I ran back upstairs to find bug spray. The only Raid I had was meant to be used indoors to kill fleas. I mentally rearranged that to say that it is to be used anywhere to kill whatever you want. I took the can downstairs and destroyed the collection of beasties that had made their way indoors. Then the taste for blood (do ants have blood? must research) hit me and I took the can outside. About half a can later and the frantic antapalooza was reduced to an ant battlefield littered with thousands of tiny black corpses. My work was done with no remorse. Even when I was walking across the warzone and it sounded like I was treading through snow, I only got a little grossed out. I was right, they were wrong.
As my son and I left the building this morning, we hopped past the Porch Of The Dead. He asked what they were and I explained they were ants dead due to my diligent work. He looked at them and then looked at me and asked “Why?” I verbally fumbled and stuttered, having no real answer. I don’t think it’s right to teach your child to kill anything that just bothers you, so I had no firm reply. Now I feel bad.
The moral of the story is that when you kill things, don’t show your children the bodies.
b

All that hate about cars and their hapless drivers.
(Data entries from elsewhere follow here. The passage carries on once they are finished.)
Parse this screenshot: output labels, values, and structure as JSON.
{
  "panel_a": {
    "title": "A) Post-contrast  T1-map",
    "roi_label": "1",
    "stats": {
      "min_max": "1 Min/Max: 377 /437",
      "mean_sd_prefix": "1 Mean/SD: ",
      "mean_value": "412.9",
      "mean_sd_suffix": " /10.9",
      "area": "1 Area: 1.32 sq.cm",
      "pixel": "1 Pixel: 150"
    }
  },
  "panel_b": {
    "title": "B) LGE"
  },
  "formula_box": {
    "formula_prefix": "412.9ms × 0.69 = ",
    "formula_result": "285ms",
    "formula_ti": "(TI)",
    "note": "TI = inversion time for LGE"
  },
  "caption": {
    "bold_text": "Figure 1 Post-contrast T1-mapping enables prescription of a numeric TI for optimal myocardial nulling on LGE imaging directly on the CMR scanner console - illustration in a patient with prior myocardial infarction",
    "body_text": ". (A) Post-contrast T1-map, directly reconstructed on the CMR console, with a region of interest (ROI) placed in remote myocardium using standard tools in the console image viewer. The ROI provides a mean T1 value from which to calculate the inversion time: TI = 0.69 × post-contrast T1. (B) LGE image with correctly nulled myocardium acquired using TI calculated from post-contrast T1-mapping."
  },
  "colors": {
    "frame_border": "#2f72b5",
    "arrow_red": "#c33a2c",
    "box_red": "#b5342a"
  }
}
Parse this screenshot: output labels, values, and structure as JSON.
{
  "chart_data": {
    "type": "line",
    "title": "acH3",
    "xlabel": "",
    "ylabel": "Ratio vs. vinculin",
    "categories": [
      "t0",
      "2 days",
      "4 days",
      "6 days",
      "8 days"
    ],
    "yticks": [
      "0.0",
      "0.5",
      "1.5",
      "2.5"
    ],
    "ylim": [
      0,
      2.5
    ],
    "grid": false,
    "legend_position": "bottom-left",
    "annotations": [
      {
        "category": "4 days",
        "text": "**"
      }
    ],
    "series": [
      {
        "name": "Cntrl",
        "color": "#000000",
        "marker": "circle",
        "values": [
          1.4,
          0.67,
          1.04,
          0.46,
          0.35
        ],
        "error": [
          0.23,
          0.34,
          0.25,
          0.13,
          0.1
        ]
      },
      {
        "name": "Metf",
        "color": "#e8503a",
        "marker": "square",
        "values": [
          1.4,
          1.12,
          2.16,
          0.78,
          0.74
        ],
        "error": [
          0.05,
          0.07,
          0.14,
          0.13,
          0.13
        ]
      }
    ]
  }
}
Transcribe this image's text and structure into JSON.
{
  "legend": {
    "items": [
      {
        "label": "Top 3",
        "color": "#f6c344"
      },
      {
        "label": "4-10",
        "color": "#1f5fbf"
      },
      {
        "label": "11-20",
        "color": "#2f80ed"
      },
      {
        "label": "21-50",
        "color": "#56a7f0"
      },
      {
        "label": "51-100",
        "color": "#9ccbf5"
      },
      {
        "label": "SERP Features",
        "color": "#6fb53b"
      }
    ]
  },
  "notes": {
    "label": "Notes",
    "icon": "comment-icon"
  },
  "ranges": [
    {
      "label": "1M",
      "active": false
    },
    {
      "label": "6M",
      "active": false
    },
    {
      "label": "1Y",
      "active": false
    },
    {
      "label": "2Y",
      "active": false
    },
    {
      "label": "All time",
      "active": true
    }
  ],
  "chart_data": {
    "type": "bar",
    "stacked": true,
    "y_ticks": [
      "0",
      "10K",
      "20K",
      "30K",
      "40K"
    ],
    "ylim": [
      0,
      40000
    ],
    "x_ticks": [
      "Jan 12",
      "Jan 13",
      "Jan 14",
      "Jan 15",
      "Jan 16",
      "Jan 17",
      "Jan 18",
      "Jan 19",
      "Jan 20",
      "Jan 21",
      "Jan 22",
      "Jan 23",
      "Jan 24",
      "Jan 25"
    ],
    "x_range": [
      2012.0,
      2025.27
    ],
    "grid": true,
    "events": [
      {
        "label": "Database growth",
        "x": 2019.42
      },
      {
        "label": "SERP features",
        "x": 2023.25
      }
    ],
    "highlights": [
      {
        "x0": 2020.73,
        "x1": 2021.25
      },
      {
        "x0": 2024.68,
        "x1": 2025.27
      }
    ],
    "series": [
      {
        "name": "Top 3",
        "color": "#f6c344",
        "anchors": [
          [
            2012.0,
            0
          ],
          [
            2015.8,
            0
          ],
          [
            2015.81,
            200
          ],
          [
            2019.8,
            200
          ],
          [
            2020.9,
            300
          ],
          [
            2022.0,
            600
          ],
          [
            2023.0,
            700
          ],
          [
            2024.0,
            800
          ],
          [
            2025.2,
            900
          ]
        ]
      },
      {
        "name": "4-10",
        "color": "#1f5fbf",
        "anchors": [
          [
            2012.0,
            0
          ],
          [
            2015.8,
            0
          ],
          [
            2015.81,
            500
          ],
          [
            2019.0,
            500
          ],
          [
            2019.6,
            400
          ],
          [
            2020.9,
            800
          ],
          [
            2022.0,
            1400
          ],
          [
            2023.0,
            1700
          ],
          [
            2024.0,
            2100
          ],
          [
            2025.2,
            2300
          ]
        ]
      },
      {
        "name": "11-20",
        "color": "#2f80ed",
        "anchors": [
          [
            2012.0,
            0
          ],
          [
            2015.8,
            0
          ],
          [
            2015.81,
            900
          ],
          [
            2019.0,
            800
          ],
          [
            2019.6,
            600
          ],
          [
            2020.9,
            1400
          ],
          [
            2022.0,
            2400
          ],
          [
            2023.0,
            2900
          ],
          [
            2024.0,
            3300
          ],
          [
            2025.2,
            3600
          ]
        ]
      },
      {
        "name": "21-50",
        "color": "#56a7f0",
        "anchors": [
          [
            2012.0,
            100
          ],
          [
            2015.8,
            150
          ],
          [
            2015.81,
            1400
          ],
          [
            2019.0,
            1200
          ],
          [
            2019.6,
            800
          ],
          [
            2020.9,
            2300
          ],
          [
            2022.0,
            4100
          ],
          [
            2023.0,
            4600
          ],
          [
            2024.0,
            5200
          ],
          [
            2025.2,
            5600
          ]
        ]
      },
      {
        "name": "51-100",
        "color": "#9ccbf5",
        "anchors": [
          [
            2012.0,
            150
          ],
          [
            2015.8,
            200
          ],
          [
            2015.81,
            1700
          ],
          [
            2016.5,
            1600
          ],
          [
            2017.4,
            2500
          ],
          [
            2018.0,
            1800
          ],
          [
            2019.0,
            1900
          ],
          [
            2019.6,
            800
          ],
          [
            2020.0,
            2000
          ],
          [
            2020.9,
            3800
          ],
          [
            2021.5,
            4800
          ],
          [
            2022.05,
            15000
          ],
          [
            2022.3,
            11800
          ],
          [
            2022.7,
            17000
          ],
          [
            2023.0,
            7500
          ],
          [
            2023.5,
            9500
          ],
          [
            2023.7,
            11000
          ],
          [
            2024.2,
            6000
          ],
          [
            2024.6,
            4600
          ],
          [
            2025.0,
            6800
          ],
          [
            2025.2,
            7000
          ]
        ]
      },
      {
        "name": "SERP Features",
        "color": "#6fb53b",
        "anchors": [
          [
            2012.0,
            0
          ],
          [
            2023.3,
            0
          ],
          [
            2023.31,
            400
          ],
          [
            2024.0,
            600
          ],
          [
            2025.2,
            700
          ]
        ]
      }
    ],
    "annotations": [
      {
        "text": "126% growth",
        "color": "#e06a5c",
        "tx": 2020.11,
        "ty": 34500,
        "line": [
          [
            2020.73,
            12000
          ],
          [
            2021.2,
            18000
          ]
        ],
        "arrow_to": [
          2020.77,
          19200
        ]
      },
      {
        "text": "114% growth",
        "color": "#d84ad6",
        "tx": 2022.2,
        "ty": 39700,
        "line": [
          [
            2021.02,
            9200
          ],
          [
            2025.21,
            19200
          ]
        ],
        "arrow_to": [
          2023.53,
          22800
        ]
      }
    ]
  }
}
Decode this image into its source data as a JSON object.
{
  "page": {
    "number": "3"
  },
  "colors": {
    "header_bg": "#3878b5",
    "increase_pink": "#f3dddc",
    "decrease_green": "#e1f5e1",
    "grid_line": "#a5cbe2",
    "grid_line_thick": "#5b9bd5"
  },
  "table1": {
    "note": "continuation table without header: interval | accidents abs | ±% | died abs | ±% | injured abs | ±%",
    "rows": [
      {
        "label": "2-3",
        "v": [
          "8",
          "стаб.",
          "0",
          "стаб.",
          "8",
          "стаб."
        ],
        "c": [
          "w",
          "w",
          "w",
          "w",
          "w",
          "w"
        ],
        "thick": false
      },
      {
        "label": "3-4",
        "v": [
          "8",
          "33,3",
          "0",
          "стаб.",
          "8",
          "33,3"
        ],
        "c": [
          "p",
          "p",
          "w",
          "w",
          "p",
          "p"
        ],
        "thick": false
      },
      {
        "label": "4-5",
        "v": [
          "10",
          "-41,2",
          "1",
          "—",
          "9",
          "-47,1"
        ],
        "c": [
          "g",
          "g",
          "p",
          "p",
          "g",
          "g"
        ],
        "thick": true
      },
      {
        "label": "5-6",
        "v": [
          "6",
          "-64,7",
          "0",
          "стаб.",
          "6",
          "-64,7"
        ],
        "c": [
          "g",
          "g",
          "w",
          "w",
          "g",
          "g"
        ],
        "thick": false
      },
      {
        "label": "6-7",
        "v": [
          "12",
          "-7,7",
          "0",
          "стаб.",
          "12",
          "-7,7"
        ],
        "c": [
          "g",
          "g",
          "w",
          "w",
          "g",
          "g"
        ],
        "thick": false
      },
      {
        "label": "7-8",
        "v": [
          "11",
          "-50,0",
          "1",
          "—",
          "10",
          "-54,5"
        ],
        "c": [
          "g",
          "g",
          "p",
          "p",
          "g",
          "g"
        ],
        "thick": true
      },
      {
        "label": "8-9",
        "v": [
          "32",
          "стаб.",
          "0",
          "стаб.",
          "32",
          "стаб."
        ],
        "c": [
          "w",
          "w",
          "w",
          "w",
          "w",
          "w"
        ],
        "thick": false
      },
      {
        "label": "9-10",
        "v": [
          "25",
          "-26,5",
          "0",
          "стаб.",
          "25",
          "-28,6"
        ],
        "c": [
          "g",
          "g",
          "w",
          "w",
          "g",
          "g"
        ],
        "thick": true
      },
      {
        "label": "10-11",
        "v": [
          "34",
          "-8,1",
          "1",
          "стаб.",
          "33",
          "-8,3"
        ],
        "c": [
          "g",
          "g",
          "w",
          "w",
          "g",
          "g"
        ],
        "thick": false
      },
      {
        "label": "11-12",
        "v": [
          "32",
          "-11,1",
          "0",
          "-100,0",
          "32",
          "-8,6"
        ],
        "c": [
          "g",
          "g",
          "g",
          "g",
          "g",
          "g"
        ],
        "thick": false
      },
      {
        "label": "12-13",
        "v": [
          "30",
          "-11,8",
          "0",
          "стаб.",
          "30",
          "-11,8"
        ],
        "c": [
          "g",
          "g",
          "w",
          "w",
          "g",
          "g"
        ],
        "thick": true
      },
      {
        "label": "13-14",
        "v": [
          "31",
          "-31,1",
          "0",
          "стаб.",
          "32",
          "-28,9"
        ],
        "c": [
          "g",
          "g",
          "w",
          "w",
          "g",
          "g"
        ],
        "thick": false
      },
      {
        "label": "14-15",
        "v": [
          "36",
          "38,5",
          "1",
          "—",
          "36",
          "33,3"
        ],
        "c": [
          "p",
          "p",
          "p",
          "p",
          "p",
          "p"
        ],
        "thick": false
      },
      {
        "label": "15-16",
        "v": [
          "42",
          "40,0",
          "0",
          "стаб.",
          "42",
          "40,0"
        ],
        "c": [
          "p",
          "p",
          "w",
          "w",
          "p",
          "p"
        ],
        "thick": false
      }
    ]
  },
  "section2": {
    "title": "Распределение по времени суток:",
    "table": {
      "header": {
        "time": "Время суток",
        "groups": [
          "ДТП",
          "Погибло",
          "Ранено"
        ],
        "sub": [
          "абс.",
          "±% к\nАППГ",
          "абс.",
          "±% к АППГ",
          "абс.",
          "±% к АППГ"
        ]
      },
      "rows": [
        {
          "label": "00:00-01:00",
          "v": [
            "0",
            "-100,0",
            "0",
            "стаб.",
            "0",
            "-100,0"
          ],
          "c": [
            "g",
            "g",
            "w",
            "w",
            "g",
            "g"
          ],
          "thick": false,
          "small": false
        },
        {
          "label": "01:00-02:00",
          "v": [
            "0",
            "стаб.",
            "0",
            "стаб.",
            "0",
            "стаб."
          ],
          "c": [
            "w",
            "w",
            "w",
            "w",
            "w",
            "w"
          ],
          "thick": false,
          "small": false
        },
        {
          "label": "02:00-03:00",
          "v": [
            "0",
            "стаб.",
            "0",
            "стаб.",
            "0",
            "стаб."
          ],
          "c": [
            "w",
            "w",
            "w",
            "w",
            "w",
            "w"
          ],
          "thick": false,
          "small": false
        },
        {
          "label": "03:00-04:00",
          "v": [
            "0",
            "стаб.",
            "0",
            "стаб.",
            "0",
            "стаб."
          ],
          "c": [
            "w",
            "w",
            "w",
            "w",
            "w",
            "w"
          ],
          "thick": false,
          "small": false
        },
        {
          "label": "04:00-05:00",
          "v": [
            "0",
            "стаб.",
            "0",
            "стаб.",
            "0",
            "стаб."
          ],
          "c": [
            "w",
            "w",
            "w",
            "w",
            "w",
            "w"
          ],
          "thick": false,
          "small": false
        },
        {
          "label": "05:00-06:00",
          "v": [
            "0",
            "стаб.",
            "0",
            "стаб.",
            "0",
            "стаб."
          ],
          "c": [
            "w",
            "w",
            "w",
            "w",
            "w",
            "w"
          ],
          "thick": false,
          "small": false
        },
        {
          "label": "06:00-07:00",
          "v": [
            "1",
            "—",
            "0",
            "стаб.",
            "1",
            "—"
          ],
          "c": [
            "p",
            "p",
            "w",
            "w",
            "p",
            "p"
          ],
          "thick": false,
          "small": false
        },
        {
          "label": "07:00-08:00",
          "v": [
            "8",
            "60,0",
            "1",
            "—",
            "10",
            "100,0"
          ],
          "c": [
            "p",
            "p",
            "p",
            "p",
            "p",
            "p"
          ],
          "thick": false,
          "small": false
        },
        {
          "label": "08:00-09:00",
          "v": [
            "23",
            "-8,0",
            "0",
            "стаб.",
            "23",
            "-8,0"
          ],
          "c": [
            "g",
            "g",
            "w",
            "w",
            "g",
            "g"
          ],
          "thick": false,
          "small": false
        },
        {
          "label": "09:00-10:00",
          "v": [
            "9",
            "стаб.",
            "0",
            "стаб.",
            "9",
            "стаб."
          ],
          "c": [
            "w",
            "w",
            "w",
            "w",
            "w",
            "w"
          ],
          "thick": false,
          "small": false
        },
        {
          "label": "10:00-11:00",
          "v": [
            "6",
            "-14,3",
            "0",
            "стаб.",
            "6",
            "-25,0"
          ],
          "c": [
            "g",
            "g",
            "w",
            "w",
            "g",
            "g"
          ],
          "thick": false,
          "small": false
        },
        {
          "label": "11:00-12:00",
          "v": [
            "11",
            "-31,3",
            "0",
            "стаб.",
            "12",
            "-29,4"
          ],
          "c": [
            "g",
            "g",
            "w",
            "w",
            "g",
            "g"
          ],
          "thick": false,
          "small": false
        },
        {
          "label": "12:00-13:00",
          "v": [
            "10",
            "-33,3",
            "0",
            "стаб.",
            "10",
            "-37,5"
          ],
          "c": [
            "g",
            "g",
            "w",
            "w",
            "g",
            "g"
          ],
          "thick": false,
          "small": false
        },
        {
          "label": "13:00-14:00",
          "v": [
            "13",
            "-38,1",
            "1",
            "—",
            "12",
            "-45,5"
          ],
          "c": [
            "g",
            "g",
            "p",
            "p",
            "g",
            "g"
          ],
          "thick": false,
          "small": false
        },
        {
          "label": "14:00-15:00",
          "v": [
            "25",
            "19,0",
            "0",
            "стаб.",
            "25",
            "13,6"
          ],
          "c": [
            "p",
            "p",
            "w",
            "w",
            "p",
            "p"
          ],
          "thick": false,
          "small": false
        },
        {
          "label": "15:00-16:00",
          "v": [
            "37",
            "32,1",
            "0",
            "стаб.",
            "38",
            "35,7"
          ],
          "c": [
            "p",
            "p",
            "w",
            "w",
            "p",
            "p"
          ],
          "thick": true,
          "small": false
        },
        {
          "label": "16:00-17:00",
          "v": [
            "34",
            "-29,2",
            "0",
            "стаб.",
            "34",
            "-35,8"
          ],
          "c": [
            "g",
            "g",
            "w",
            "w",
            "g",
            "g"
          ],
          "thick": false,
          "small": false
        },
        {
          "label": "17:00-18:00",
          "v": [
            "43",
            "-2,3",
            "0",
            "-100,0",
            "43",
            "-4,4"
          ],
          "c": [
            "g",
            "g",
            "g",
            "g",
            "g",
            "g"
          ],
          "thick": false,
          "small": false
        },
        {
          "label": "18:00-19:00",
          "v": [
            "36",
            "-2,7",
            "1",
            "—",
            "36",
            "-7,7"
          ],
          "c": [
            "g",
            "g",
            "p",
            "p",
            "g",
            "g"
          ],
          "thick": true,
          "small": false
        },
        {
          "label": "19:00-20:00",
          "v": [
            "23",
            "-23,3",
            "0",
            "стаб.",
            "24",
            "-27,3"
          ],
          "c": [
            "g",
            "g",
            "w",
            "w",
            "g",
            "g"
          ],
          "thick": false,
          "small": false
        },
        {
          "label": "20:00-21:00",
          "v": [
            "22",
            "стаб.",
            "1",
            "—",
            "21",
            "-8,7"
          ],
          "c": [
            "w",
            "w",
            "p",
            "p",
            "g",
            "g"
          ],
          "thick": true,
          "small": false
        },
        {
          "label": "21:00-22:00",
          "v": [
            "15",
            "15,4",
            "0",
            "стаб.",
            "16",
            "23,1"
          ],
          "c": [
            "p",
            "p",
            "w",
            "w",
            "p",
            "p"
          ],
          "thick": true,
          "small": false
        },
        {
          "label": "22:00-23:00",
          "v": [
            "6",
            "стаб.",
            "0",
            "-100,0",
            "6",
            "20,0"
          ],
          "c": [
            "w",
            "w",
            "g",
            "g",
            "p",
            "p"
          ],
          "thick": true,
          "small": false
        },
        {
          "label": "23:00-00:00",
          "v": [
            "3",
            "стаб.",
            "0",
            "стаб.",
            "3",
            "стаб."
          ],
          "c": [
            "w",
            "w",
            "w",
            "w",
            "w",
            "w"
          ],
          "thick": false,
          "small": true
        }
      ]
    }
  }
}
Now you are KILLING? Why?! Why so much hatred? I want to be proud of you. I really do, but…
Whatever.
Maybe you could have explained to Benjamin that it’s not killing if the living thing was never meant to be…
Or…
Tell him that it was to liberate them.
June 1st, 2008 at 2:57 pm
Nicely done, Father o’ the Year. Just kidding. I’m trying to be nice on your blog so you don’t get your feelings hurt. It’s hard, though. I guess I’m just a naturally mean person–when I’m around you. Hmm, I forgot what my point was…
June 1st, 2008 at 5:16 pm
“Their number had increased by several hundred and at least a hundred of that several hundred was inside the front door.”
- IAC, should that “was” be “were?”
“The moral of the story is that when you kill things, don’t show your children the bodies.”
- Duh. Have you not watched enough mob movies to know how that ends?
And I feel like this could, perhaps, be why people look at your blog and go “mean” but look at David’s blog and go “yay.” Actually, I did really like this post and laughed out loud (ask my house mate) at a couple points. So…well done, sir. I salute you.
June 1st, 2008 at 8:31 pm
Ants are AWESOME, you murderer.
June 2nd, 2008 at 12:17 pm
Stupid – Exactly. I set them free.
IAFC – Seems that if being around me makes you mean, you’re around me a lot.
Adam – They’re awesome in little crunchy piles, I know that much!
b
June 2nd, 2008 at 12:34 pm
Sad face!
June 2nd, 2008 at 6:49 pm
IAFC – Awwww…I didn’t mean nuffin’ by it, pookie.